• Hannah Phillips

Prime Ministerial Visit to the United States

The Prime Minister will visit Washington this week for discussions with President Trump.

He will also visit New York where the large contingent of business people accompanying him will have the opportunity for discussions on increasing two way trade and investment.

He will also be accompanied by the premiers of Queensland, N.S.W., Victoria and Western Australia who will meet with US governors at their convention.

Malcolm Turnbull is visiting Donald Trump at a time when both leaders are severely wounded.

The Prime Minister has been damaged, probably irreparably, by the Barnaby Joyce affair while President Trump has suffered from the indictment of 13 Russians for interfering in the 2016 presidential election to ensure his election.

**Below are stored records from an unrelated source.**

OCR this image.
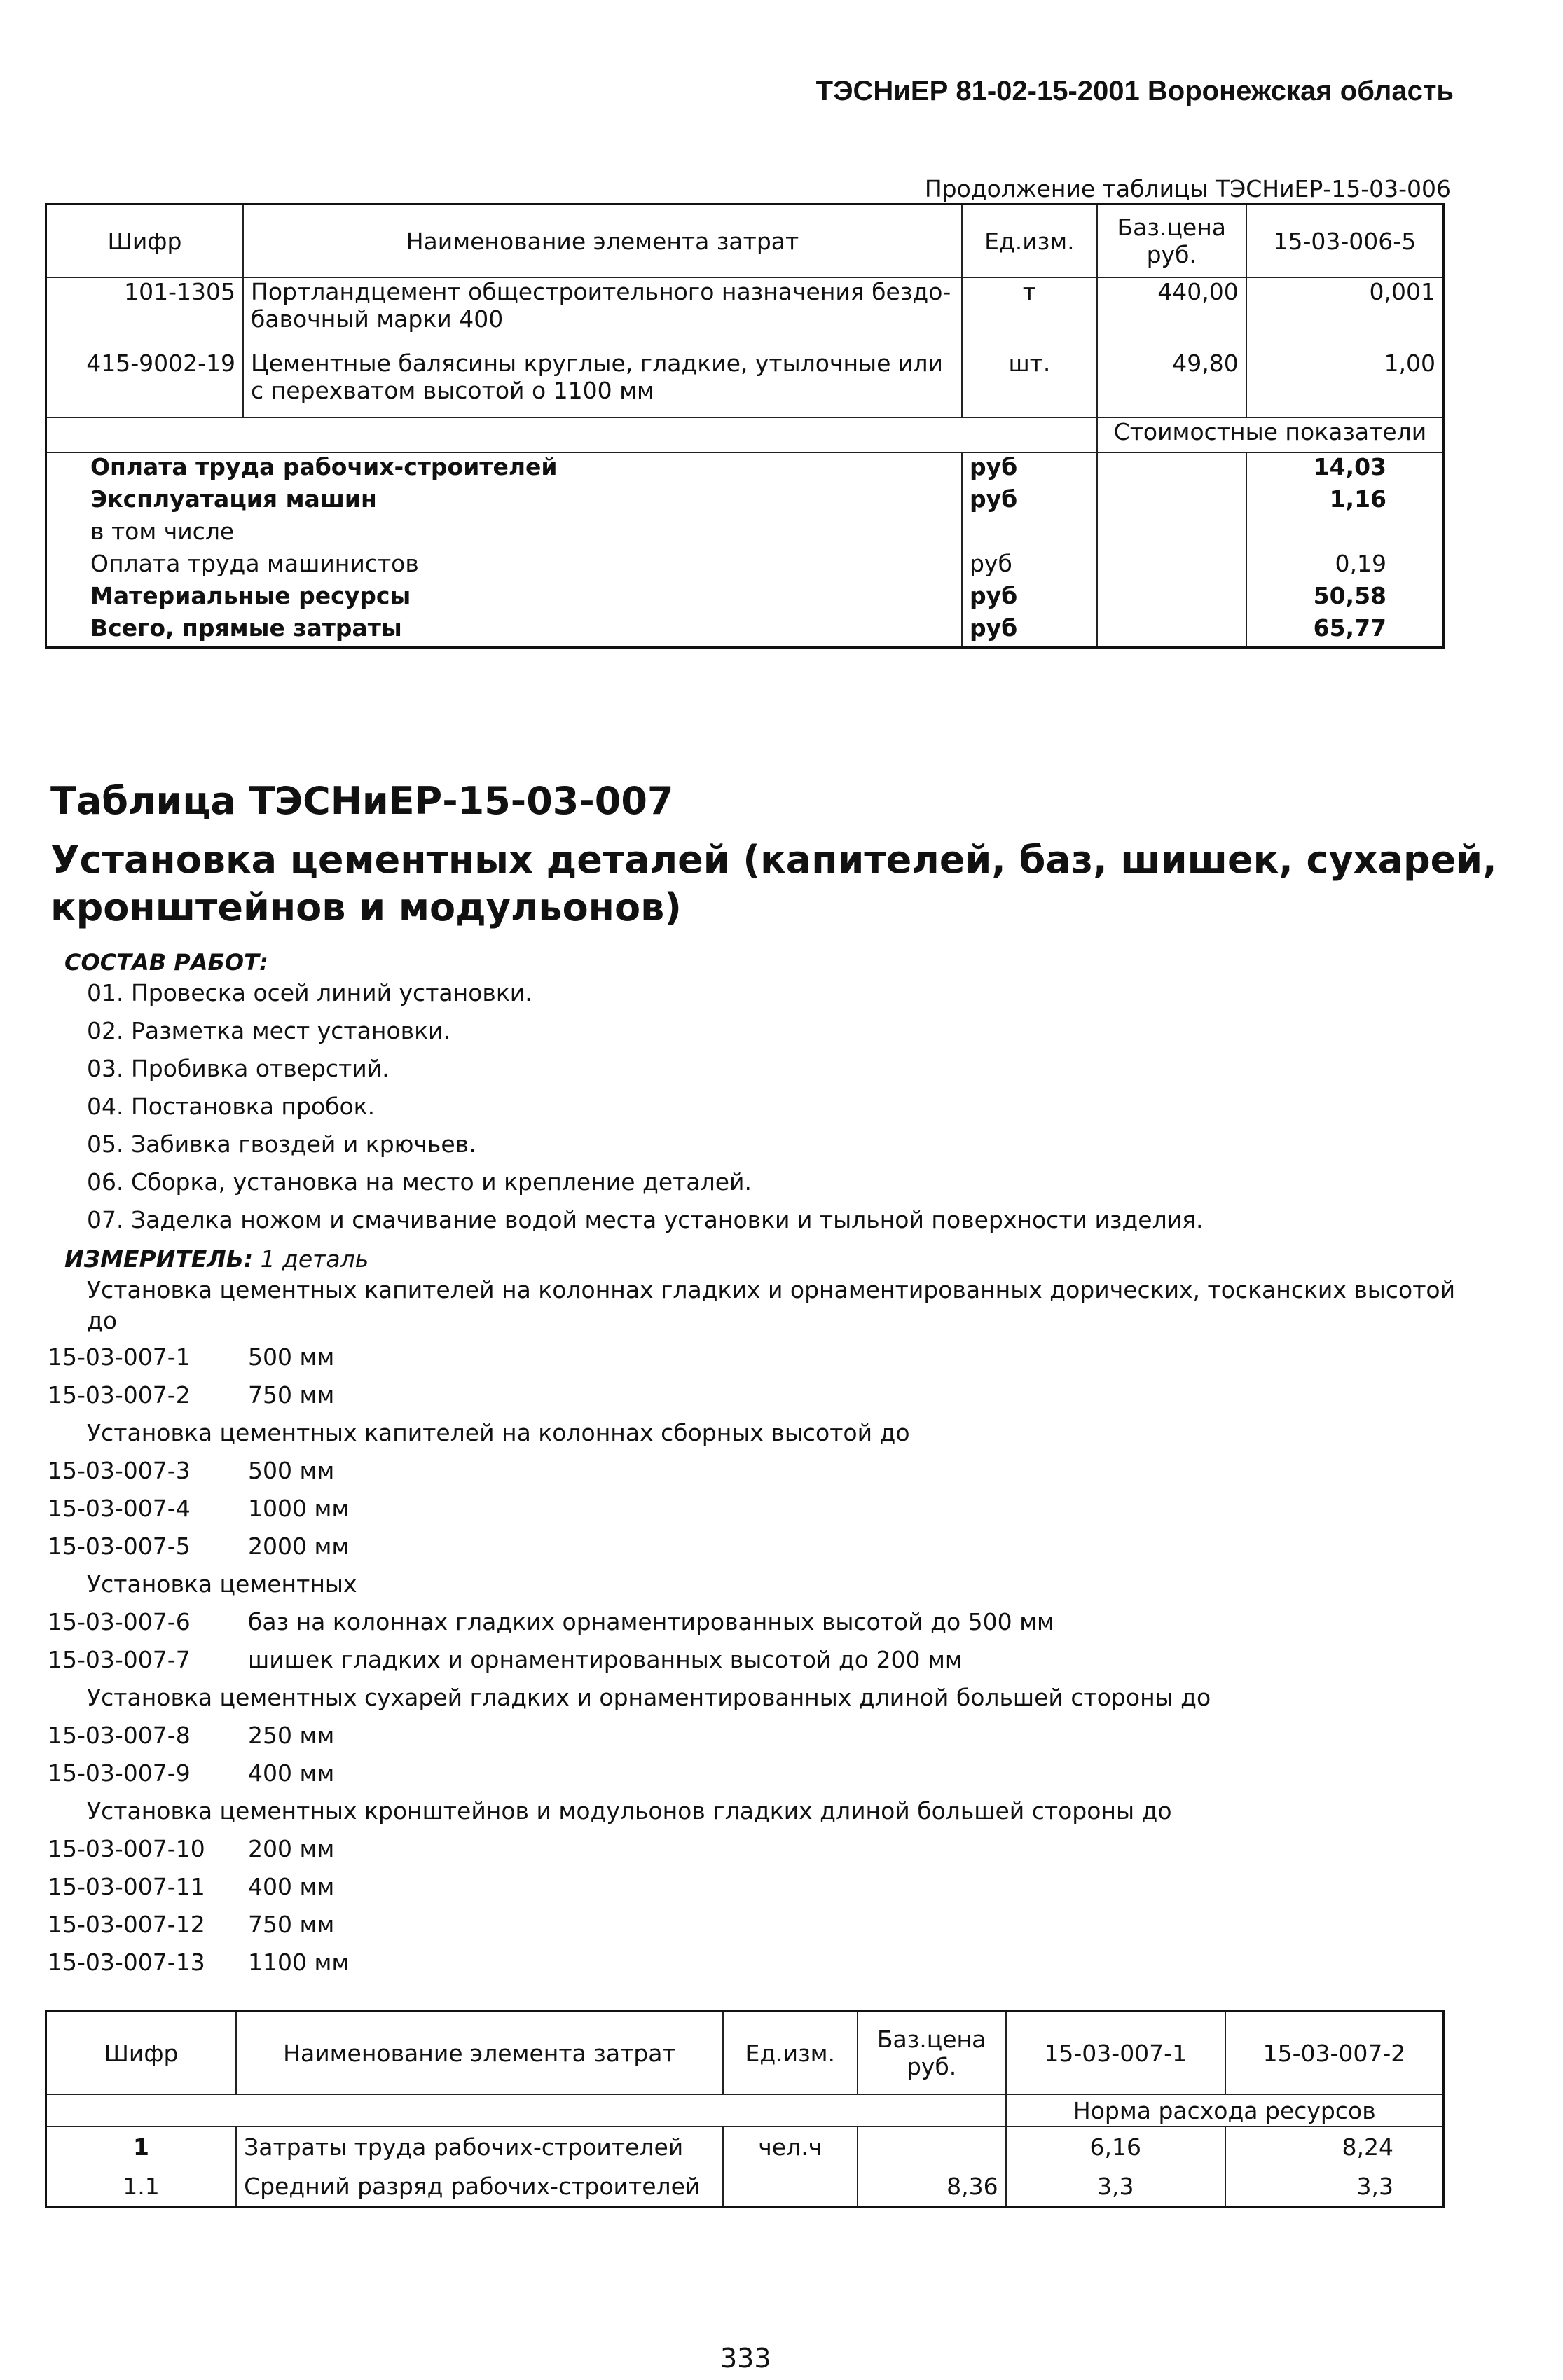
ТЭСНиЕР 81-02-15-2001 Воронежская область
Продолжение таблицы ТЭСНиЕР-15-03-006
Шифр	Наименование элемента затрат	Ед.изм.	Баз.цена руб.	15-03-006-5
101-1305	Портландцемент общестроительного назначения бездо-бавочный марки 400	т	440,00	0,001
415-9002-19	Цементные балясины круглые, гладкие, утылочные или с перехватом высотой о 1100 мм	шт.	49,80	1,00
			Стоимостные показатели	
Оплата труда рабочих-строителей		руб		14,03
Эксплуатация машин		руб		1,16
в том числе				
Оплата труда машинистов		руб		0,19
Материальные ресурсы		руб		50,58
Всего, прямые затраты		руб		65,77
Таблица ТЭСНиЕР-15-03-007
Установка цементных деталей (капителей, баз, шишек, сухарей,
кронштейнов и модульонов)
СОСТАВ РАБОТ:
01. Провеска осей линий установки.
02. Разметка мест установки.
03. Пробивка отверстий.
04. Постановка пробок.
05. Забивка гвоздей и крючьев.
06. Сборка, установка на место и крепление деталей.
07. Заделка ножом и смачивание водой места установки и тыльной поверхности изделия.
ИЗМЕРИТЕЛЬ: 1 деталь
Установка цементных капителей на колоннах гладких и орнаментированных дорических, тосканских высотой
до
15-03-007-1 500 мм
15-03-007-2 750 мм
Установка цементных капителей на колоннах сборных высотой до
15-03-007-3 500 мм
15-03-007-4 1000 мм
15-03-007-5 2000 мм
Установка цементных
15-03-007-6 баз на колоннах гладких орнаментированных высотой до 500 мм
15-03-007-7 шишек гладких и орнаментированных высотой до 200 мм
Установка цементных сухарей гладких и орнаментированных длиной большей стороны до
15-03-007-8 250 мм
15-03-007-9 400 мм
Установка цементных кронштейнов и модульонов гладких длиной большей стороны до
15-03-007-10 200 мм
15-03-007-11 400 мм
15-03-007-12 750 мм
15-03-007-13 1100 мм
Шифр	Наименование элемента затрат	Ед.изм.	Баз.цена руб.	15-03-007-1	15-03-007-2
				Норма расхода ресурсов	
1	Затраты труда рабочих-строителей	чел.ч		6,16	8,24
1.1	Средний разряд рабочих-строителей		8,36	3,3	3,3
333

Trump has consistently denied that such interference occurred despite the fact that senior intelligence operatives, such as former Director of National Intelligence James Clapper, have continually maintained that the evidence was irrefutable.

It now appears that the US intelligence organisations had penetrated the Russian organisation from 2014 and were aware of everything that they did including the contacts with “unwitting Americans,” even some members of the Trump campaign.

Prime facie, it appears that there will be evidence against members of the Trump campaign including the President’s son, Donald Trump Jr, and his son in law Jared Kushner.

In the circumstances both the Prime Minister and the President could do with pulling a rabbit out of the hat however the prospects are all on the downside.

It’s possible that the leaders could make an announcement about the interference in domestic affairs by hostile foreign powers which would serve the President well because, so far, he’s refused to talk about protecting the United States against foreign hostility.

It’s clear that Russian intelligence is engaged in covert warfare against the United States and if, Donald Trump is to be consistent with his ‘America First’ mantra and his call for a stronger US defence posture, a strong statement from the two leaders could go some way to addressing this.

On Friday James Clapper said that he had briefed Donald Trump on these matters in January 2017 and that he was amazed that the President had neglected to take any action against Russia.

He said that the White House had no strategy for dealing with Russia. Forces in the White House may push to turn this position around, using the Turnbull visit as cover.

President Trump is also suffering from a dose of the ‘Barnaby Joyces’: another woman has come forward claiming to have had an extramarital affair with him.

The existence of this affair, which occurred in 2006, is said to have been unknown to Melania Trump and her relationship with the President is believed to be frosty.

This background doesn’t augur well for the Turnbull visit.

There’s a risk he could be drawn into a pushback against Russia which is also seen as an attack on China.

This could complicate Australia’s relations with Beijing which are not yet back on an even keel.

The fact that it is alleged that Donald Trump has paid off the woman with whom he had an affair will undoubtedly segue into comments on Mr Turnbull’s recent edict against ministerial fraternising.

He will be asked to comment on the President’s behaviour and whether he would countenance it. This is fraught with danger.

So what is Malcolm Turnbull hoping to achieve from his visit to the White House?

He will probably get confirmation that America will take more refugees from Manus Island and Nauru.

There may be a comment on a commitment to the Asia Pacific region and it will be an opportunity to turn the limelight on new US ambassador Harry Harris.

However the biggest upside is likely to come from discussions on the economy and the contacts developed by the large business group that is accompanying the Prime Ministerial visit.